Diffusion and Scaling Mixed Public Income Development
The role of intermediaries is key in setting up and administering these complex structures. The nonprofit Center for Public Enterprise (CPE), focused on public sector economic development tools, has taken a leading role. The Local Initiatives Support Coalition (LISC) also works directly with localities on financial and operating structures. Here we highlight CPE’s role and strategy for impact.
Center for Public Enterprise works with states, cities and counties to implement mixed-income public development models. CPE has been the leading nonprofit think tank providing technical assistance to public sector organizations exploring the mixed-income public development model, which consists of the following six stages:
1. Market Testing: Before launching a new program, it is important to test the market for the targeted location through a high-level financial model. This involves inputting various data points related to the local market, such as rental rates, construction costs, potential subsidies, and demand for mixed-income housing. CPE and similar entities can identify and define the initial assumptions that underpin the model. These assumptions are crucial, as they directly impact the model’s output and the feasibility assessment.
The model tests different scenarios and helps determine the potential return on investment, the level of subsidies needed, and the types of projects that align with the mixed-income public development model.

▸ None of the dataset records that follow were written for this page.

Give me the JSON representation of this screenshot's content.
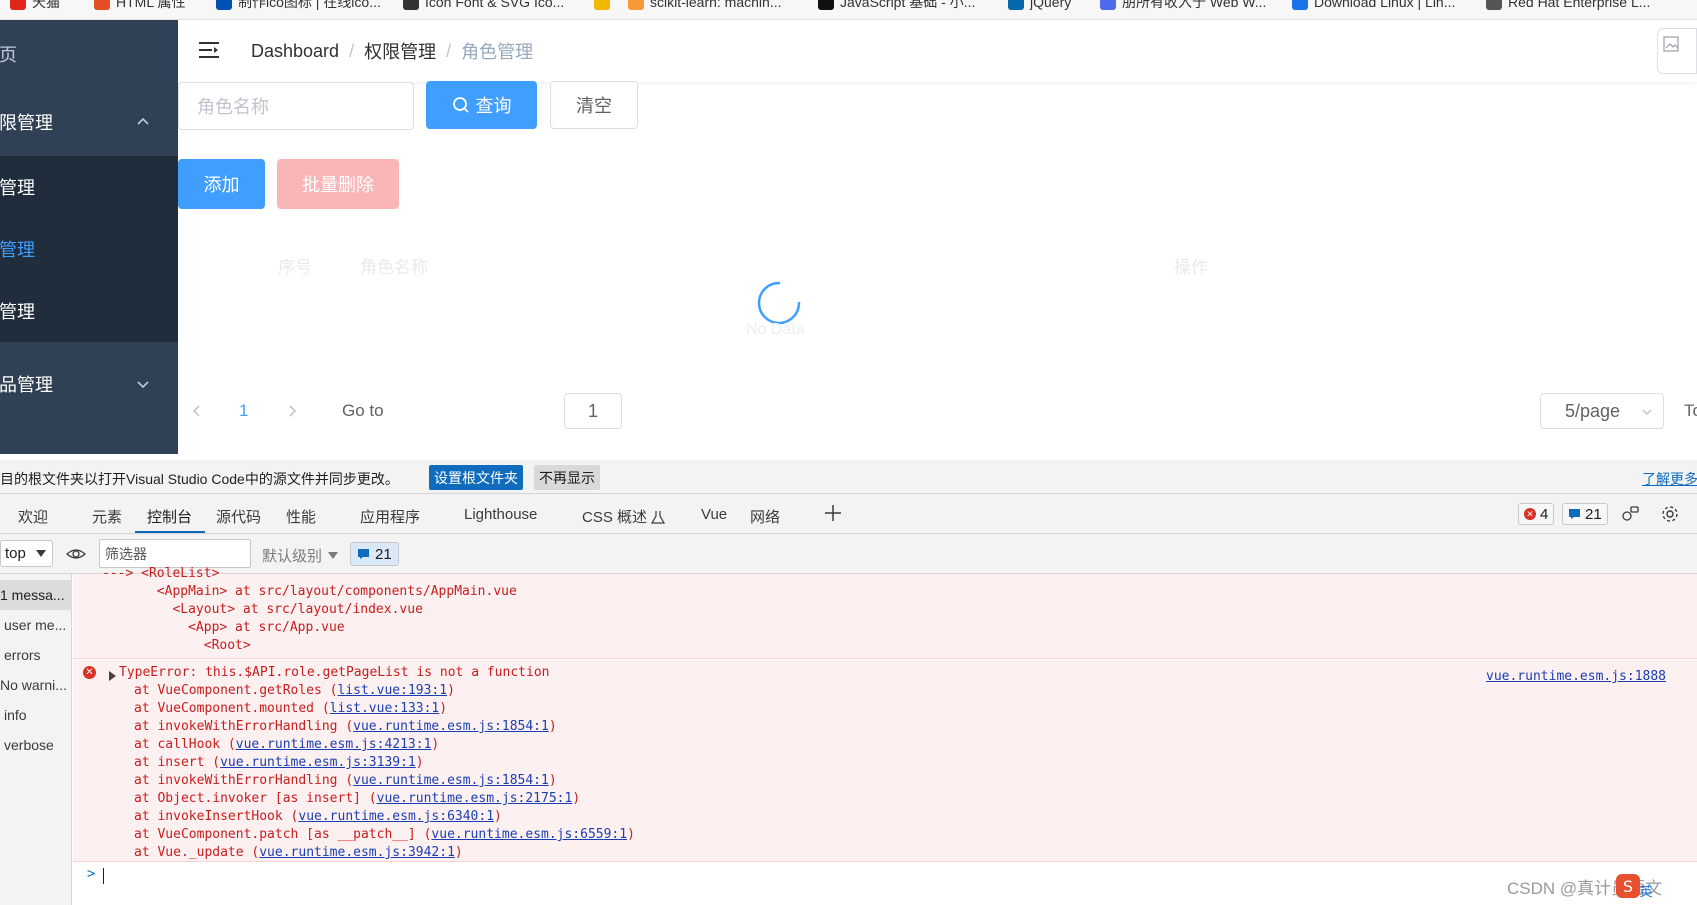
{
  "bookmarks": [
    {
      "label": "天猫",
      "color": "#e1251b"
    },
    {
      "label": "HTML 属性",
      "color": "#e44d26"
    },
    {
      "label": "制作ico图标 | 在线ico...",
      "color": "#0050b3"
    },
    {
      "label": "Icon Font & SVG Ico...",
      "color": "#333333"
    },
    {
      "label": "",
      "color": "#f2b800"
    },
    {
      "label": "scikit-learn: machin...",
      "color": "#f89939"
    },
    {
      "label": "JavaScript 基础 - 小...",
      "color": "#111111"
    },
    {
      "label": "jQuery",
      "color": "#0769ad"
    },
    {
      "label": "朋所有收入于 Web W...",
      "color": "#4f6bed"
    },
    {
      "label": "Download Linux | Lin...",
      "color": "#1a73e8"
    },
    {
      "label": "Red Hat Enterprise L...",
      "color": "#555555"
    }
  ],
  "sidebar": {
    "items": [
      {
        "label": "页"
      },
      {
        "label": "限管理"
      },
      {
        "label": "管理"
      },
      {
        "label": "管理"
      },
      {
        "label": "管理"
      },
      {
        "label": "品管理"
      }
    ]
  },
  "header": {
    "breadcrumb": [
      "Dashboard",
      "权限管理",
      "角色管理"
    ],
    "separator": "/"
  },
  "search": {
    "placeholder": "角色名称",
    "query_label": "查询",
    "clear_label": "清空"
  },
  "actions": {
    "add_label": "添加",
    "batch_delete_label": "批量删除"
  },
  "table": {
    "columns": [
      "序号",
      "角色名称",
      "操作"
    ],
    "empty_text": "No Data"
  },
  "pagination": {
    "current_page": "1",
    "goto_label": "Go to",
    "goto_value": "1",
    "page_size": "5/page",
    "total_label": "To"
  },
  "notice": {
    "message": "目的根文件夹以打开Visual Studio Code中的源文件并同步更改。",
    "set_root_label": "设置根文件夹",
    "dismiss_label": "不再显示",
    "learn_more_label": "了解更多"
  },
  "devtools": {
    "tabs": [
      "欢迎",
      "元素",
      "控制台",
      "源代码",
      "性能",
      "应用程序",
      "Lighthouse",
      "CSS 概述",
      "Vue",
      "网络"
    ],
    "active_tab": "控制台",
    "error_count": "4",
    "issue_count": "21"
  },
  "console": {
    "context": "top",
    "filter_placeholder": "筛选器",
    "level_label": "默认级别",
    "issues_count": "21",
    "sidebar": [
      "1 messa...",
      "user me...",
      "errors",
      "No warni...",
      "info",
      "verbose"
    ],
    "trace_lines": [
      "---> <RoleList>",
      "       <AppMain> at src/layout/components/AppMain.vue",
      "         <Layout> at src/layout/index.vue",
      "           <App> at src/App.vue",
      "             <Root>"
    ],
    "error_message": "TypeError: this.$API.role.getPageList is not a function",
    "error_source": "vue.runtime.esm.js:1888",
    "stack": [
      {
        "prefix": "at VueComponent.getRoles (",
        "link": "list.vue:193:1",
        "suffix": ")"
      },
      {
        "prefix": "at VueComponent.mounted (",
        "link": "list.vue:133:1",
        "suffix": ")"
      },
      {
        "prefix": "at invokeWithErrorHandling (",
        "link": "vue.runtime.esm.js:1854:1",
        "suffix": ")"
      },
      {
        "prefix": "at callHook (",
        "link": "vue.runtime.esm.js:4213:1",
        "suffix": ")"
      },
      {
        "prefix": "at insert (",
        "link": "vue.runtime.esm.js:3139:1",
        "suffix": ")"
      },
      {
        "prefix": "at invokeWithErrorHandling (",
        "link": "vue.runtime.esm.js:1854:1",
        "suffix": ")"
      },
      {
        "prefix": "at Object.invoker [as insert] (",
        "link": "vue.runtime.esm.js:2175:1",
        "suffix": ")"
      },
      {
        "prefix": "at invokeInsertHook (",
        "link": "vue.runtime.esm.js:6340:1",
        "suffix": ")"
      },
      {
        "prefix": "at VueComponent.patch [as __patch__] (",
        "link": "vue.runtime.esm.js:6559:1",
        "suffix": ")"
      },
      {
        "prefix": "at Vue._update (",
        "link": "vue.runtime.esm.js:3942:1",
        "suffix": ")"
      }
    ],
    "prompt_symbol": ">"
  },
  "watermark": "CSDN @真计员语文",
  "colors": {
    "sidebar_bg": "#304156",
    "sidebar_submenu_bg": "#1f2d3d",
    "primary": "#409eff",
    "danger_disabled": "#fab6b6",
    "error_red": "#c81e1e",
    "error_bg": "#fdf0f0"
  }
}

2. Pipeline Development: The next stage of program launch is identifying potential development opportunities. This includes looking at stalled local developments to identify projects that have stalled due to financing, regulatory, or other issues and assessing if they can be revived as mixed-income projects, analyzing Publicly Owned Parcels, reviewing the Existing Pipeline of projects that are already in the local jurisdiction’s pipeline or that have previously applied for funding to see if they fit the mixed-income program, and Socializing the Program by with developers, community organizations, and other stakeholders to explain the program and encourage participation.
The objective is to create a robust pipeline of potential mixed-income development projects. This ensures that the program has a steady flow of opportunities and increases the likelihood of successful implementation.
3. Institutional Framework and Governance Design: While there are similarities across existing programs that have established these tools, each jurisdiction should consider optimal ways to structure and manage the mixed-income program. This involves creating a Program Framework to decide where the program is best housed and how the benefits of the model can be maximized, designing the Project/Deal Flow process for how projects will be identified,
reviewed, approved, and financed, and facilitating Stakeholder Meetings with staff, city officials, developers, and community groups to gather input and build consensus. Creating a clear and effective governance structure for the program ensures accountability, transparency, and efficient decision-making.
4. Financial Structure Design: Jurisdictions should explore various financing for mixed-income projects and develop a plan for a Revolving Construction Loan Fund that provides short-term loans for construction, including identifying different funding sources (senior debt, mezzanine debt, equity), how they can be combined to fit the Capital Stack Arrangements to finance projects, exploring Senior Debt Options like Section 542 Risk-share/FFB, recycled volume cap, and essential function bonds, working on Statewide Organization Coordination with statewide organizations to explore a potential “passthrough” senior debt pathway, and investigating Mezzanine/Subordinated Debt Options like partnerships with CDFIs (Community Development Financial Institutions), philanthropic organizations, and regional banks. Taken together, this would be a comprehensive and flexible financial strategy that can attract investment and maximize financial viability.
5. Project-Level Financial Modeling: Next, local jurisdiction create detailed financial models for specific projects, including: Project-Level Pro Formas for a particular project, including construction costs, operating expenses, rental income, and financing costs, creating Term Sheets that outline the key terms of a financing agreement, such as loan amount, interest rate, and repayment schedule, and working on Sample/Pilot Projects by creating pro-formas and term sheets for a few initial projects to test the program’s feasibility and refine the process.
6. Capacity Development: As jurisdictions launch new programs, it is important for managing entities to build internal capacity to manage mixed-income programs. This includes identifying Staffing Needs for local jurisdictions, such as underwriters, project managers, and financial analysts, and sources of Training and Technical Assistance that can provide guidance and support to staff on financial modeling, project management, and other relevant skills. This ensures that jurisdictions have the necessary skills and resources to successfully implement and manage programs over the long term.